Clearly the situation I faced is an all too common one, and parents are in total avoidance mode. So what can we do? First, I think we have to have some uncomfortable conversations with our teenagers. And secondly, in moments like the one I encountered, I think we have to climb down from the moral high ground and embrace the reality of the situation. We have to keep drunk kids from driving.

The “SafeRides” program is one way that communities are saving lives by preventing teens from driving drunk. The program uses volunteers to provide rides for intoxicated teens, with no questions asked. We don’t have a program like this in Idaho, but I would definitely consider working with other teen parents to start one.
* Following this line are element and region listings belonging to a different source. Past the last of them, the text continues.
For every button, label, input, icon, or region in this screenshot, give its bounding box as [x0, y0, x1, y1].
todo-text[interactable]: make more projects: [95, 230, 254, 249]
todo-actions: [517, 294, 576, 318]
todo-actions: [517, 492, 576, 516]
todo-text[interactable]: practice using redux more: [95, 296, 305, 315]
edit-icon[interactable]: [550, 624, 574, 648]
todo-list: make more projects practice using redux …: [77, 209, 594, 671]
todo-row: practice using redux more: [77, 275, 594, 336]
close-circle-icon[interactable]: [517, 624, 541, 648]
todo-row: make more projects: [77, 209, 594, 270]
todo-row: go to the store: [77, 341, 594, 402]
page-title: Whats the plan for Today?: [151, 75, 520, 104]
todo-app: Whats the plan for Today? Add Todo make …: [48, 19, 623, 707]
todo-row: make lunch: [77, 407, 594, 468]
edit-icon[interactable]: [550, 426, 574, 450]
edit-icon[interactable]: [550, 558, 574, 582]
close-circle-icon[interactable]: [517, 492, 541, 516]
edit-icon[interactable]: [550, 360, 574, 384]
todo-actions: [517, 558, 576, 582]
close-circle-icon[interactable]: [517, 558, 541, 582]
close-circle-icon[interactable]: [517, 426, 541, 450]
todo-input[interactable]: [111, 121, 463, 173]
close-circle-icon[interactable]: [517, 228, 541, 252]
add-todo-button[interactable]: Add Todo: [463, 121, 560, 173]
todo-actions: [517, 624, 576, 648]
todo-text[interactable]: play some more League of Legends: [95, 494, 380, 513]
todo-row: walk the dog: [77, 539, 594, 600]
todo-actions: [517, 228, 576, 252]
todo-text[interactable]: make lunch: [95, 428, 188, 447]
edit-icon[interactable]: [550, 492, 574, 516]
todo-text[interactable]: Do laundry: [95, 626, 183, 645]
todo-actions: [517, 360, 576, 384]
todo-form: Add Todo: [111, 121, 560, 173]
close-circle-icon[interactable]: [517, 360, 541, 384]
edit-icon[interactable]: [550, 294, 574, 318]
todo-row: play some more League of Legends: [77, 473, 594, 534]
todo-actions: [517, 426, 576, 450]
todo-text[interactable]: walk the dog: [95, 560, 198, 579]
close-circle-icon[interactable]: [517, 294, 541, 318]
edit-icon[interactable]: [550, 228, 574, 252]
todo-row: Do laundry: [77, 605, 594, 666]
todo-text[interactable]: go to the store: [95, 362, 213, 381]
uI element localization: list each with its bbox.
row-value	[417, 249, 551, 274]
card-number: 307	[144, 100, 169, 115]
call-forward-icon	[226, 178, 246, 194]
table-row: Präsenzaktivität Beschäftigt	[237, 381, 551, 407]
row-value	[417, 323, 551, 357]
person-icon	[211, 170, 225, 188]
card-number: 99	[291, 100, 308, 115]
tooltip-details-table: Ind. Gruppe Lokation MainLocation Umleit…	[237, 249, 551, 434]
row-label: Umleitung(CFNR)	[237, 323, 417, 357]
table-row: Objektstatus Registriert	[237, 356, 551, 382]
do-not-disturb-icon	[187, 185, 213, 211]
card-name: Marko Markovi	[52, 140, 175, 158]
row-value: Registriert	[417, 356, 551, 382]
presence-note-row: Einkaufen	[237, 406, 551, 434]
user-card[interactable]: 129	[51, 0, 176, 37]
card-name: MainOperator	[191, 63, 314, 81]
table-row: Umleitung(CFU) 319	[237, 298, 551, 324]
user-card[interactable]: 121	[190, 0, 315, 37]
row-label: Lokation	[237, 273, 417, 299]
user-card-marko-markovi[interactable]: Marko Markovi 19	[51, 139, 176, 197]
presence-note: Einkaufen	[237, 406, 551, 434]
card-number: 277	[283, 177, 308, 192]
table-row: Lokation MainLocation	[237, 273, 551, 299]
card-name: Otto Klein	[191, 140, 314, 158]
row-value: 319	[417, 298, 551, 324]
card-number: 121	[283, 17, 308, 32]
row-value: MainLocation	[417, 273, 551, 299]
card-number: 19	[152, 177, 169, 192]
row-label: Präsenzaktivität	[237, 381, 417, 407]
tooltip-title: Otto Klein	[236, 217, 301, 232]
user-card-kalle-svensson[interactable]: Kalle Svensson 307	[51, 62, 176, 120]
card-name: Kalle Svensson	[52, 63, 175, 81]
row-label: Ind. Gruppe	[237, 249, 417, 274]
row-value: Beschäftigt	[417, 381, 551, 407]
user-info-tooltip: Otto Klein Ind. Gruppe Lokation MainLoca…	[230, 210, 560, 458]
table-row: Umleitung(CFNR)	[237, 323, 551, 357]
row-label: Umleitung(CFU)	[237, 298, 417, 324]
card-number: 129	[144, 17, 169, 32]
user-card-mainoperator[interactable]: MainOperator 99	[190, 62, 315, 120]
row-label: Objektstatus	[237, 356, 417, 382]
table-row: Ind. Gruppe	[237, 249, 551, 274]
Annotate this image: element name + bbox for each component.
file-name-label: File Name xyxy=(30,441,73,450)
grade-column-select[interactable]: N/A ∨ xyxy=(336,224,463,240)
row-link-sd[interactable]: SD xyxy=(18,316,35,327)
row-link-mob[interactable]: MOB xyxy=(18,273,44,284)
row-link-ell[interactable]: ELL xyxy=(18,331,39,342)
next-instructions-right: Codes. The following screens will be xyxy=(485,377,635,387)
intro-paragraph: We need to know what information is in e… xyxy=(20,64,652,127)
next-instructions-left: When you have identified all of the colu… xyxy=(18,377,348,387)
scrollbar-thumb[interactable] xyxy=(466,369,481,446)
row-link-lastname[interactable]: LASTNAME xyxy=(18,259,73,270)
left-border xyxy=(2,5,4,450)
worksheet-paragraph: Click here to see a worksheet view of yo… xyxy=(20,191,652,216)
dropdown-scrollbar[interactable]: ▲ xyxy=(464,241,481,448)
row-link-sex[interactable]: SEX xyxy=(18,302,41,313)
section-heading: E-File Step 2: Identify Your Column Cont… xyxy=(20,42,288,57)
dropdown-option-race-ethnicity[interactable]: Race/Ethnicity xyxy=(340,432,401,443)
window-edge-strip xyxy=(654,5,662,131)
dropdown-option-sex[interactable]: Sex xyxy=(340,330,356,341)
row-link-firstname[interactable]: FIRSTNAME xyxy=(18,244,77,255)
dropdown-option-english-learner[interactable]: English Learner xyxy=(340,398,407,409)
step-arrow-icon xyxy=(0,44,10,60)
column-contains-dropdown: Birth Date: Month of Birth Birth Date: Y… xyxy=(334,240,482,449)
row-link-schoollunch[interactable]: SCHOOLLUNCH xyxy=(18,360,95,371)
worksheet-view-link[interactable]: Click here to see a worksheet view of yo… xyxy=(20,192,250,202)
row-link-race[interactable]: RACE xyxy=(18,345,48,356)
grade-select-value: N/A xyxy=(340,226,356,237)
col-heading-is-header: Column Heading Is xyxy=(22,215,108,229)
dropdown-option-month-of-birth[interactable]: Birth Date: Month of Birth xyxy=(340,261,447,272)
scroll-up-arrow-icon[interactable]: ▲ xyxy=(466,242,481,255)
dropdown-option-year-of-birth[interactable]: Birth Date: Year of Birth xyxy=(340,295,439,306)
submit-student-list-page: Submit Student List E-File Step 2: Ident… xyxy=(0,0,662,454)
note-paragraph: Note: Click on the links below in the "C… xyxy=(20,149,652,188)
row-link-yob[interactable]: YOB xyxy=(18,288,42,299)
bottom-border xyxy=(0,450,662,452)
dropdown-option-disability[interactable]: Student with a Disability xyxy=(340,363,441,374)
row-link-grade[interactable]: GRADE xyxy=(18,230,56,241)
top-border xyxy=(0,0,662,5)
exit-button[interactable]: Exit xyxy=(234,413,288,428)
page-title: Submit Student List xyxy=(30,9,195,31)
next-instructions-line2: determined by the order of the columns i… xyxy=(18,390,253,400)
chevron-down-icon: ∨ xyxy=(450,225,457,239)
Similarly, parents and teens involved in Students Against Drunk Driving (SADD) sign a “Contract for Life,” in which the teen promises to call the parent if he or she is too drunk to drive, and the parent promises, like I did with my son, to give the child a ride, no questions asked. Local SADD coordinators can be reached at this website: http://www.sadd.org/scoordinators.htm

I teach ethics at my college, and while I know that we have to address the morality and legality of teen drinking, I also believe that I have a duty, in a crisis situation, to set aside morality in the abstract, and to act in a way that provides the greatest good to the greatest number of people. Which means that no matter how I happen to feel personally about underage drinking, in the moment, I had to keep the underage drinkers from driving.

Should I have called the police? First responders? Maybe so. I chose in the moment to look at a bigger picture. Holly and Sammy will have some hard conversations to face with their parents. I hope they can have the courage to confront their problems, and to turn their lives around. But because of the sober choice I made, one thing is sure: they lived to tell about it.